Toujours le même éditeur mais cette fois c'est J.-M. Chourgnoz qui depuis le bas regarde les tuyaux. C'est comme à Grand Couronne, c'est aussi beau :



Un peu de naïveté ?
Voici une carte postale étrange ne disant rien finalement de la pensée de son auteur, Sylvie Veillevigne, qui laisse assez de place pour la critique positive ou... négative. Une édition MIC MAX qui est un extrait d'un livre, Promenade à Paris, édition au Chat Perché. La place est surtout offerte à la fréquentation de la piazza :



Et puis, inévitable, une position politique et citoyenne. Une carte postale éditée par Solidarité France Croatie dont la photographie est de Neven Jagodic. L'action est claire. Je ne sais rien du mode de diffusion de cette carte postale, ce qui est certain c'est qu'il s'agit bien d'un point de vue fabriqué et que cela raconte l'un des usages du Centre Pompidou :



Pour voir un beau et très informé film sur Beaubourg, je vous conseille vivement celui de Julien Donada :
 http://www.france2.fr/emissions/infrarouge/diffusions/24-01-2017_541897

dimanche 29 janvier 2017

Les germaniques

Toujours cette surprise !
Dans le flot d'environ 1000 cartes postales des plages de l'Espagne, rangée dans une boîte à chaussures sur une table aux Emmaüs, une carte postale me suffit à justifier mon temps et ma venue :

 

Vous comprenez, j'en suis sûr...
L'éclat soudain du métal brillant, la puissance parfaite de la structure, les volumes à la fois emballés et identiques tout en étant vibrants de décrochements, les raccords délicats entre eux, le soleil plombant le ciel d'un bleu plus dur que l'habitude et faisant blanchir l'aluminium, tout cela, tout cela me réjouit au plus au point.
Je dirais même que cette carte postale, de par cette incandescence, est l'une des plus belles découvertes architecturales qui m'ait été offerte par ce genre.
Je ne connaissais absolument pas cette construction, je ne me souviens pas l'avoir déjà vue dans une revue ou en toute autre occasion.
"Putain ! Mais c'est quoi ce truc ?" Voilà bien mon monologue intérieur, hier, dans la salle des Emmaüs.
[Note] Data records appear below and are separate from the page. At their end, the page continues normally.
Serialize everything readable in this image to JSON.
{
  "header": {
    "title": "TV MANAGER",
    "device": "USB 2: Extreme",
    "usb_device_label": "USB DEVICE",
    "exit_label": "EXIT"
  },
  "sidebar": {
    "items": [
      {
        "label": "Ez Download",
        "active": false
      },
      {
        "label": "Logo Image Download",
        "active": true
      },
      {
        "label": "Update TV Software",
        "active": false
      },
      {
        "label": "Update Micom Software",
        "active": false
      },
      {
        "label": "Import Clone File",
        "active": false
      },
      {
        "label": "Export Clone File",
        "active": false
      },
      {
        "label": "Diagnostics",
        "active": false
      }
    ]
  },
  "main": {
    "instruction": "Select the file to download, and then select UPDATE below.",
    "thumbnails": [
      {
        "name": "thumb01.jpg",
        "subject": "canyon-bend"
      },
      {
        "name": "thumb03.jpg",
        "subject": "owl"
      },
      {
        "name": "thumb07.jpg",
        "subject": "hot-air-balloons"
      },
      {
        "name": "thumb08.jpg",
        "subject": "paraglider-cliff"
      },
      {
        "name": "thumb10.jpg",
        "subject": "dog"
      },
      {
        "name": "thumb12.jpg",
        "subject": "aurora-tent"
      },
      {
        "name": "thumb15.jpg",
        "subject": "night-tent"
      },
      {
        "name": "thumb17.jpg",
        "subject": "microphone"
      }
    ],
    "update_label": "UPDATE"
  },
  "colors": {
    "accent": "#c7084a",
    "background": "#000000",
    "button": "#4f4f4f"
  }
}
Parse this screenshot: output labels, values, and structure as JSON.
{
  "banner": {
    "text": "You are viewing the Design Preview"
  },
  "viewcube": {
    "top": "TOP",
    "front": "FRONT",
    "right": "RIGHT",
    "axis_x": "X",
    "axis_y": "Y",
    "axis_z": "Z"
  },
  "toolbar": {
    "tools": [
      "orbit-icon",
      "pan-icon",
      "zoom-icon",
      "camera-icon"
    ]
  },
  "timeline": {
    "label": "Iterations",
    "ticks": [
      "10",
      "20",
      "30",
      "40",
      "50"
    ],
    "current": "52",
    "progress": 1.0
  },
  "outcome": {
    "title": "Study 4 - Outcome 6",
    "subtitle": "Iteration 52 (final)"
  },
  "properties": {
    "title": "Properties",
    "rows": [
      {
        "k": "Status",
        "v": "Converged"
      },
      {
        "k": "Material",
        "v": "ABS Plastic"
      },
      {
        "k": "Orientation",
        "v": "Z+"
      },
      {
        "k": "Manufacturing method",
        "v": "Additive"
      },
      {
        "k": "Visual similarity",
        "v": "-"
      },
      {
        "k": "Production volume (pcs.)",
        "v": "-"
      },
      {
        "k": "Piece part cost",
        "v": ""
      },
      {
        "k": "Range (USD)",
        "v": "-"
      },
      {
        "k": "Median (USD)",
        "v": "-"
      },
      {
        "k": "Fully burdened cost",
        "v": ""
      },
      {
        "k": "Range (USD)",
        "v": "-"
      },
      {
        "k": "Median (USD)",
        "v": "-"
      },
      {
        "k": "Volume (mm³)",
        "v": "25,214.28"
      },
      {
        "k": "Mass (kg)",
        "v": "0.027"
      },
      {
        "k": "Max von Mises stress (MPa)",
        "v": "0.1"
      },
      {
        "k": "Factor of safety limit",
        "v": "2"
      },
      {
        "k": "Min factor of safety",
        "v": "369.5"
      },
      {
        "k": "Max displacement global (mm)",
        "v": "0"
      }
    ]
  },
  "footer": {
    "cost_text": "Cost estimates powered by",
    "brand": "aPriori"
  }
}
Mais je ne vous ai pas encore dit de quoi il s'agit.
L'éditeur (et photographe ?) est Fritz Witzig, c'est lui qui nous offre l'opportunité de voir l'Hypo-Haus de Munich, München comme disent nos amis allemands. La chance que nous avons, car nous sommes en Allemagne, c'est que l'éditeur nous offre même le nom des Architekten de cette merveille : Walther et Béa Betz.
Une fois que l'on tape sur les moteurs de recherches ces noms, on trouve une quantité incroyable de documents et d'images de cet Hypo-Haus et des deux architectes. Comment se fait-il que depuis autant d'années, je n'ai pas eu l'occasion de les voir et de les rencontrer ? Cela m'intrigue, surtout que Münich est une ville qui possède bien d'autres beautés ruisselantes de ce luxe appliqué à la puissance.
Cette absence, entendez-le comme vide, est une preuve que l'histoire personnelle que l'on se fait de l'architecture reste encore une question parcellaire, à la fois faite d'un territoire, d'un univers particulier et de chance aussi de découvertes. Je ne trouve rien en langue française sur ce couple d'architectes. Pourquoi ?
Sans doute que l'absence de construction en France n'y est pas pour rien.
Si vous êtes comme moi parfaitement ignorants de leur travail et désireux d'en apprendre plus sur Walther et Béa Betz, je vous conseille donc vivement d'aller sur leur site.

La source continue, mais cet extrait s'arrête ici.